12) Harsh, jarring; क्रूरक्वणत्कङ्कणानि (krūrakvaṇatkaṅkaṇāni) Mv.1.35.

-raḥ, -ram Boiled rice.

-raḥ 1 A hawk.

2) heron.

3) An uneven sign of the zodiac.

4) Name of a planet (Rāhu or Saturn).

5) A kind of horse; तद्वद्वामाश्रयाः क्रूरः प्रकरोति धनक्षयम् (tadvadvāmāśrayāḥ krūraḥ prakaroti dhanakṣayam) Śālihotra 15.

-ram 1 A wound.

2) Slaughter, cruelty.

3) Any horrible deed.

4) Any frightful appearance. -ind. In a formidable manner; Mb.3.

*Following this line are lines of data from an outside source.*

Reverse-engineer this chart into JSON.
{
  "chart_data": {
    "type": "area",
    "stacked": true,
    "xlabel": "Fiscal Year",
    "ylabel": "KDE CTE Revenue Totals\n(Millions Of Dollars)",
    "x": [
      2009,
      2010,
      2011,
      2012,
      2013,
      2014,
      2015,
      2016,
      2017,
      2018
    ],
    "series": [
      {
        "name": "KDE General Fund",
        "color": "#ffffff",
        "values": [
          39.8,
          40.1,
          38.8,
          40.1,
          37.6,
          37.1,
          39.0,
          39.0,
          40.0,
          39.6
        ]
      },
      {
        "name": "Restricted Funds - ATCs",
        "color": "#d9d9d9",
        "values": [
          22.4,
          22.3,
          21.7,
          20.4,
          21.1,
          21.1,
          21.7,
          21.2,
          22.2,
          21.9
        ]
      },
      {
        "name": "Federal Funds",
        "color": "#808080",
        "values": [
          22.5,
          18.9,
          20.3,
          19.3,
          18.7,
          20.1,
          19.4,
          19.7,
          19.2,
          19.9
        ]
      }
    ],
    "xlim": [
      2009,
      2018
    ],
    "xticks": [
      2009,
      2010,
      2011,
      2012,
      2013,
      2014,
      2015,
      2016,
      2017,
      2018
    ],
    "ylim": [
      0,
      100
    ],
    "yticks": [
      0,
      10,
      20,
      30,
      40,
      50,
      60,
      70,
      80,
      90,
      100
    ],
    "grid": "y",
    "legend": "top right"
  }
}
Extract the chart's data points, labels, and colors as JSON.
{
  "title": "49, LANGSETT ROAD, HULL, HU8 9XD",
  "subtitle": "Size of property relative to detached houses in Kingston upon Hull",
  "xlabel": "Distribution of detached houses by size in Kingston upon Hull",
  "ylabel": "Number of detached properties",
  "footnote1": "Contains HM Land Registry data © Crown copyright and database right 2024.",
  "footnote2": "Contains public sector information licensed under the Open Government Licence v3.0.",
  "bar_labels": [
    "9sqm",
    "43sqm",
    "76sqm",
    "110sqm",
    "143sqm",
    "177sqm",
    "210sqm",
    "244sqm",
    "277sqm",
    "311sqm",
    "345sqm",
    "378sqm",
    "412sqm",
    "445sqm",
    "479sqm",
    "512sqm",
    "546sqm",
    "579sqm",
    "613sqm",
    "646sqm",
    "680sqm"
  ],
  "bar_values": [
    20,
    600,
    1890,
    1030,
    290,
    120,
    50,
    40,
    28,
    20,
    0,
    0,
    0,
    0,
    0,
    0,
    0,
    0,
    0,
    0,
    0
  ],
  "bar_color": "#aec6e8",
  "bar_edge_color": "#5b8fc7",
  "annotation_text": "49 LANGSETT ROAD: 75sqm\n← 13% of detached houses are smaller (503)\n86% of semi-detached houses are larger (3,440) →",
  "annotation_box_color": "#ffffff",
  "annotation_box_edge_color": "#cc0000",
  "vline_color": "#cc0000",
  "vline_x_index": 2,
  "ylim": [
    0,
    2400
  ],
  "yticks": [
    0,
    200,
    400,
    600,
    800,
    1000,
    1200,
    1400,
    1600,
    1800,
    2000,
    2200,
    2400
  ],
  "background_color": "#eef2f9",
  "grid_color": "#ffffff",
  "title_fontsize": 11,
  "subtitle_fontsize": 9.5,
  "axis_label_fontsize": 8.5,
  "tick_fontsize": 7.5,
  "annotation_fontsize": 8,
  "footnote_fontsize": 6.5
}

Source: Cologne Digital Sanskrit Dictionaries: Shabda-Sagara Sanskrit-English Dictionary

Krūra (क्रूर).—mfn.

(-raḥ-rā-raṃ) 1. Cruel, pitiless. 2. Hard, harsh. 3. Hard, solid. 4. Mischievous, destructive. 5. Formidable, terrible. 6. Hot, sharp. 7. Disagreeable. m.

(-raḥ) 1. An odd sign of the zodiac, as the first, third, fifth, &c. which are, of malignant influences. 2. A hawk. 3. A heron. 4. Red oleander. E. kṛt to cut, rak Unadi affix, and krū substituted for kṛta.

Source: Cologne Digital Sanskrit Dictionaries: Benfey Sanskrit-English Dictionary

Krūra (क्रूर).—adj. 1. Sore (ved.). 2. Cruel, [Hiḍimbavadha] 4, 31. 3. Harsh, [Rāmāyaṇa] 3, 64, 2. 4. Formidable, [Pañcatantra] iii. [distich] 75. 5. Hard, [Śākuntala, (ed. Böhtlingk.)] [distich] 37.

context information

Sanskrit, also spelled संस्कृतम् (saṃskṛtam), is an ancient language of India commonly seen as the grandmother of the Indo-European language family. Closely allied with Prakrit and Pali, Sanskrit is more exhaustive in both grammar and terms and has the most extensive collection of literature in the world, greatly surpassing its sister-languages Greek and Latin.